Staying home is the new getting away.

Last August, which feels like a lifetime ago, I was co-teaching a seminar in Portland, Oregon, and Antifa was planning a thing there the same weekend. We kept an eye on it and I checked in with my ex-husband throughout the weekend and didn’t take my kids downtown; they were at an Airbnb about an hour outside of town with family and friends. I thought it surreal though, to have our parking paid for because the upscale hotel we were in didn’t want us on the streets. Most of the downtown closed. We did walk outside and it was eerie. The fancy restaurant in our hotel was the only thing open and if you weren’t paying attention you wouldn’t have noticed that the doors to it entering from the street were locked. After being a stay-behind wife of an overseas private military contractor for nearly a decade, it felt more like something he would experience than me. Because of that experience though, I have an even greater awareness of my surroundings. Not only have I had a strong intuition my entire life but I could also pick out who in the lobby in “plain clothes” was actually private security hired by the hotel.

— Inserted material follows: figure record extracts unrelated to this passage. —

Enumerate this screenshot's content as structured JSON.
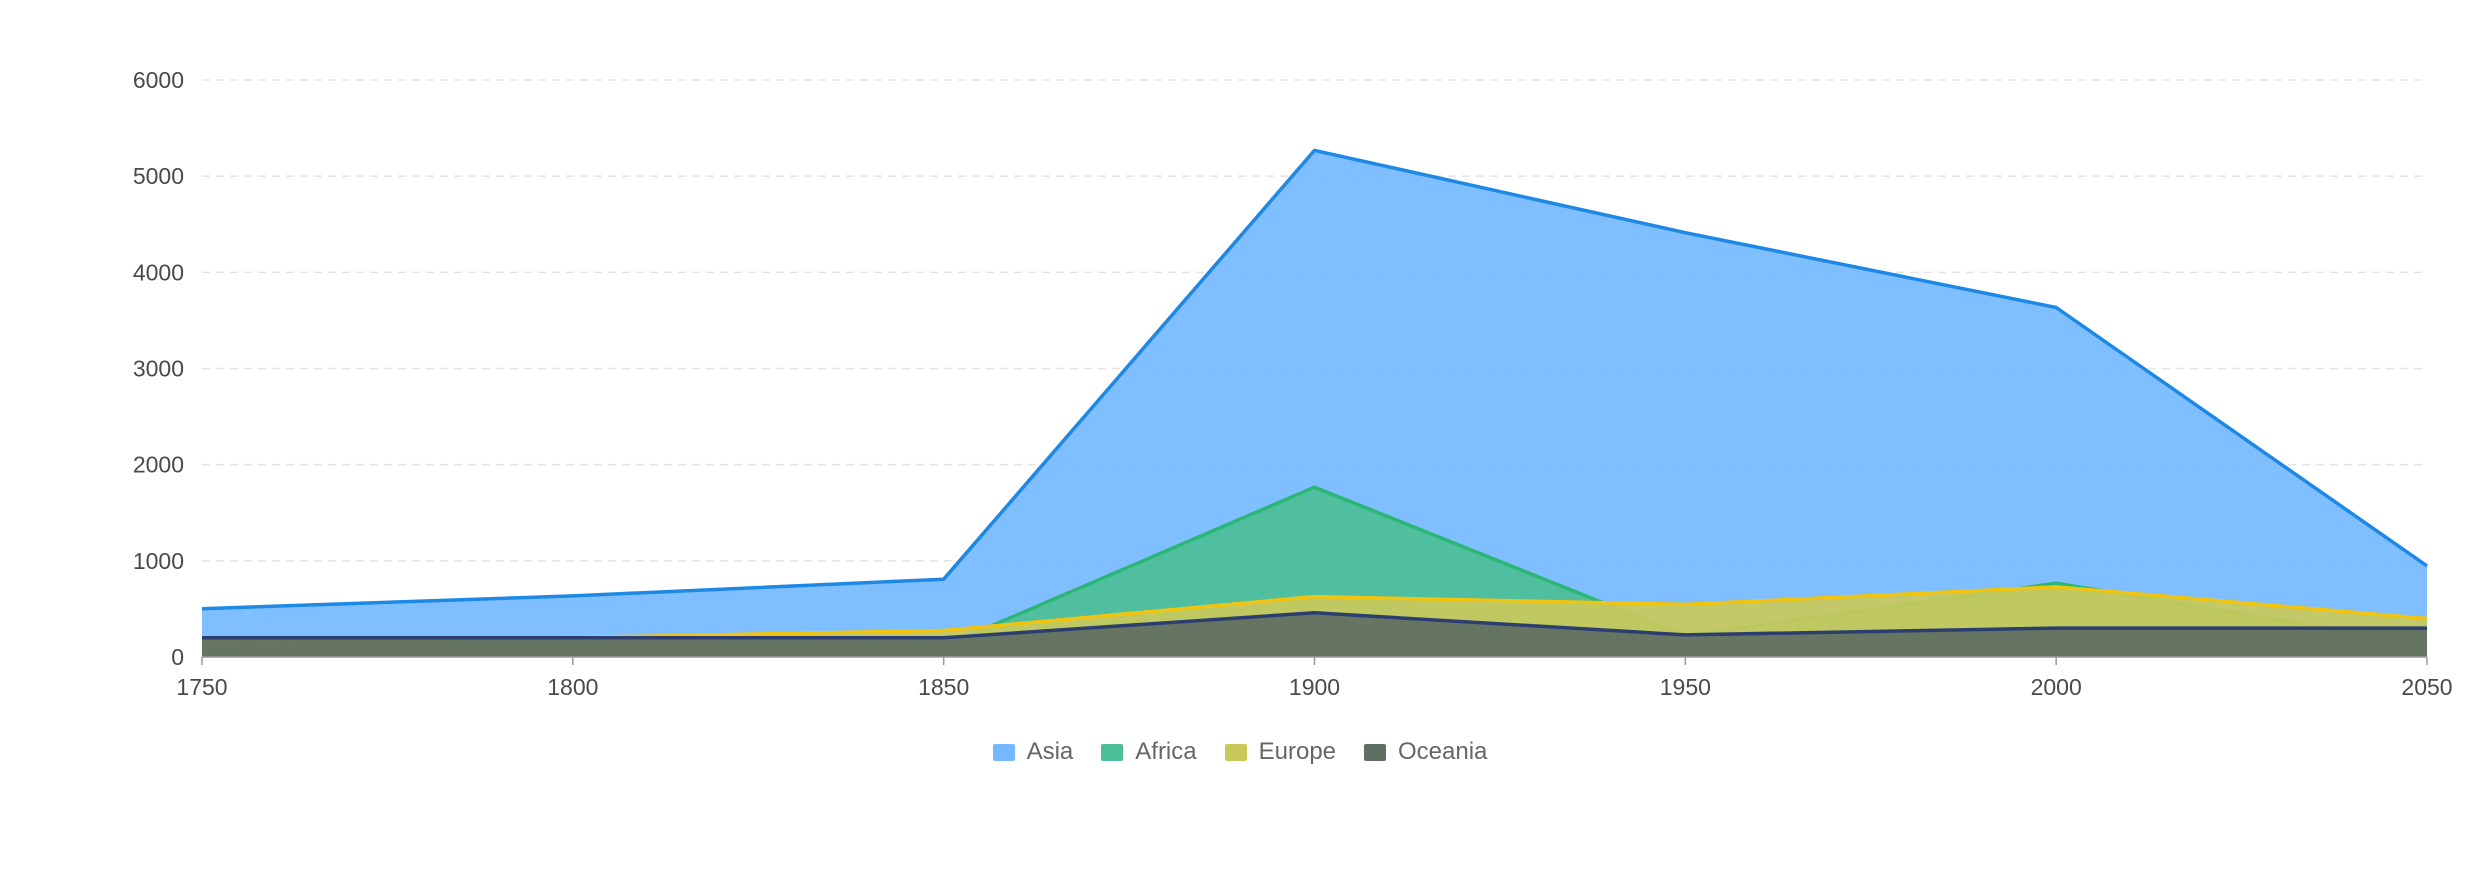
{
  "chart_data": {
    "type": "area",
    "x": [
      1750,
      1800,
      1850,
      1900,
      1950,
      2000,
      2050
    ],
    "xlim": [
      1750,
      2050
    ],
    "ylim": [
      0,
      6000
    ],
    "x_ticks": [
      1750,
      1800,
      1850,
      1900,
      1950,
      2000,
      2050
    ],
    "y_ticks": [
      0,
      1000,
      2000,
      3000,
      4000,
      5000,
      6000
    ],
    "grid": true,
    "legend_position": "bottom",
    "series": [
      {
        "name": "Asia",
        "values": [
          502,
          635,
          809,
          5268,
          4412,
          3634,
          947
        ],
        "color": "#1e88e5",
        "fill": "#74b9ff"
      },
      {
        "name": "Africa",
        "values": [
          106,
          107,
          111,
          1766,
          221,
          767,
          133
        ],
        "color": "#2bb673",
        "fill": "#4cbf97"
      },
      {
        "name": "Europe",
        "values": [
          163,
          203,
          276,
          628,
          547,
          729,
          400
        ],
        "color": "#f1c40f",
        "fill": "#c9c95b"
      },
      {
        "name": "Oceania",
        "values": [
          200,
          200,
          200,
          460,
          230,
          300,
          300
        ],
        "color": "#2c3e70",
        "fill": "#5e6e62"
      }
    ]
  }
}
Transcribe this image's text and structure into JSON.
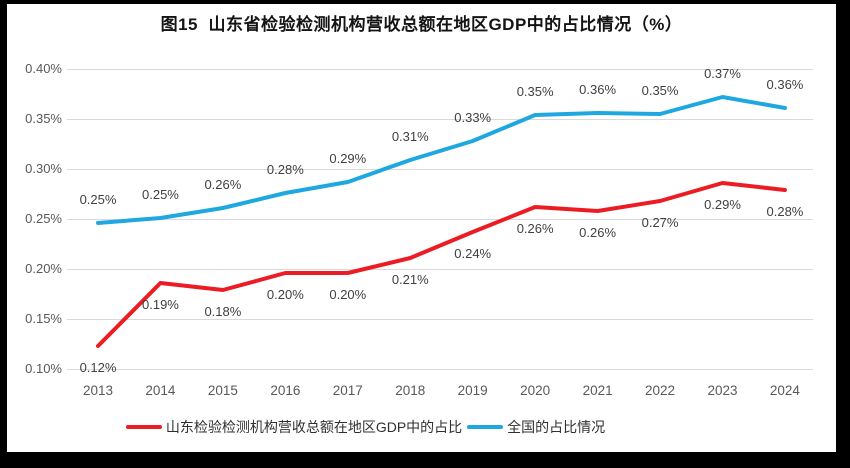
{
  "title": "图15  山东省检验检测机构营收总额在地区GDP中的占比情况（%）",
  "y_axis": {
    "ticks": [
      "0.40%",
      "0.35%",
      "0.30%",
      "0.25%",
      "0.20%",
      "0.15%",
      "0.10%"
    ],
    "tick_values": [
      0.4,
      0.35,
      0.3,
      0.25,
      0.2,
      0.15,
      0.1
    ]
  },
  "x_axis": {
    "years": [
      "2013",
      "2014",
      "2015",
      "2016",
      "2017",
      "2018",
      "2019",
      "2020",
      "2021",
      "2022",
      "2023",
      "2024"
    ]
  },
  "legend": {
    "items": [
      {
        "label": "山东检验检测机构营收总额在地区GDP中的占比",
        "color": "#ec1c24"
      },
      {
        "label": "全国的占比情况",
        "color": "#1fa8e0"
      }
    ]
  },
  "colors": {
    "shandong_red": "#ec1c24",
    "national_blue": "#1fa8e0",
    "gridline": "#d9d9d9",
    "axis_text": "#595959",
    "data_label_text": "#404040",
    "frame": "#000000",
    "background": "#ffffff"
  },
  "chart_data": {
    "type": "line",
    "title": "图15 山东省检验检测机构营收总额在地区GDP中的占比情况（%）",
    "categories": [
      "2013",
      "2014",
      "2015",
      "2016",
      "2017",
      "2018",
      "2019",
      "2020",
      "2021",
      "2022",
      "2023",
      "2024"
    ],
    "series": [
      {
        "name": "山东检验检测机构营收总额在地区GDP中的占比",
        "color": "#ec1c24",
        "values": [
          0.12,
          0.19,
          0.18,
          0.2,
          0.2,
          0.21,
          0.24,
          0.26,
          0.26,
          0.27,
          0.29,
          0.28
        ],
        "labels": [
          "0.12%",
          "0.19%",
          "0.18%",
          "0.20%",
          "0.20%",
          "0.21%",
          "0.24%",
          "0.26%",
          "0.26%",
          "0.27%",
          "0.29%",
          "0.28%"
        ],
        "plot_values": [
          0.123,
          0.186,
          0.179,
          0.196,
          0.196,
          0.211,
          0.237,
          0.262,
          0.258,
          0.268,
          0.286,
          0.279
        ],
        "label_side": "below"
      },
      {
        "name": "全国的占比情况",
        "color": "#1fa8e0",
        "values": [
          0.25,
          0.25,
          0.26,
          0.28,
          0.29,
          0.31,
          0.33,
          0.35,
          0.36,
          0.35,
          0.37,
          0.36
        ],
        "labels": [
          "0.25%",
          "0.25%",
          "0.26%",
          "0.28%",
          "0.29%",
          "0.31%",
          "0.33%",
          "0.35%",
          "0.36%",
          "0.35%",
          "0.37%",
          "0.36%"
        ],
        "plot_values": [
          0.246,
          0.251,
          0.261,
          0.276,
          0.287,
          0.309,
          0.328,
          0.354,
          0.356,
          0.355,
          0.372,
          0.361
        ],
        "label_side": "above"
      }
    ],
    "ylim": [
      0.1,
      0.4
    ],
    "y_ticks": [
      0.4,
      0.35,
      0.3,
      0.25,
      0.2,
      0.15,
      0.1
    ],
    "grid": true,
    "legend_position": "bottom"
  }
}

The week following the seminar my mom and I, with my two sons and some friends of ours explored Portland and Seattle. I don’t believe in coincidences and I am still trying to understand the link between my extensive work travel and the overlap of the cities under turmoil currently. Aside from Florida, Nashville and Hawaii, I’ve frequented Portland, Seattle, California, Chicago and Minneapolis more than anywhere else in the past four years.

Even a year ago the only way I could describe Portland was that if you put all of the major cities around a dining room table, Portland would be the dark, misguided teenager trying to make a statement. I don’t remember what Antifa was there to “protest” but I did do a little search engine digging into their beliefs and ideologies and I put the bad taste that it gave me in my pocket so that I could hold onto it.

Meanwhile, Chicago is a war-zone nearly every weekend and Seattle was being primed for a stunt like nothing ever seen before (Chaz/Chop). And even though I didn’t know what the next year would bring, I’ve known for years that there’s a reason I’m a small-town Wisconsin girl.

Current: I have no desire to go anywhere. Airlines and airports appall me and is there anywhere left that is free? Well, South Dakota so that’s on my radar. But rhetorically speaking?

A year ago I walked the streets of Portland during an Antifa temper tantrum and didn’t fear anything. I didn’t get glared at for not wearing a mask in an airport or even for sneezing or coughing. I did take my kids to the original Voodoo Doughnuts in Portland which now makes me sick to my stomach but, we live, we learn. Earlier that day a homeless woman threw a bottle at my friend and me looking for a fight but we just ignored her and moved on. We shopped, we walked, we ate, we took it in.

And while I long for that being normal, my mindset hasn’t changed. I’m still free. I might not walk the streets of any city during a “peaceful protest” but I attend freedom rallies and if people throw things at me or call me names, I still choose whether or not I’ll engage. I still make my life normal for my kids because if we want normal, we need to ACT normal. We’re just doing it in our town.

I was supposed to sail the Greek islands in May. I was a little annoyed about missing that. People missed far more important trips, but that’s not the point. We lost our freedom to move freely. So in true Braskey-rebellion fashion, I now refuse to travel. It makes me feel better. I don’t need breaks from my life or a vacation. I have built a beautiful life here with my kids but I can’t help but wonder what it will take for the title of my next blog post to be “Travel, Resurrected.”

I’ve been a grassroots natural health practice in Central WI for seven years. I’ve worked with one person at a time, one family at a time, to figure out natural ways to be well and start questioning GMO’s, vaccines, EMF’s and other toxic agendas along the way. This is what keeps me going. The theme right now is uncertainty. Even those of us who don’t want to be affected by a fake pandemic are in survival mode right now watching this unfold. All we can do is be as strong and reasonable as possible.

Travel is dead but hope is alive. I think we’re better off on the other side of this. I think the United States of America will be the first country in history to get this right and I think we are about to get even more uncomfortable but that we needed this somehow. It’s been a test to see how much we are willing to fight for. 

Here’s to making our hometowns stronger and building community at a smaller level. To our own version of normal. To respecting each other. To paying attention. To grounding in our mission, whatever that looks like. To restoring our patriotic spirit. To freely moving again someday.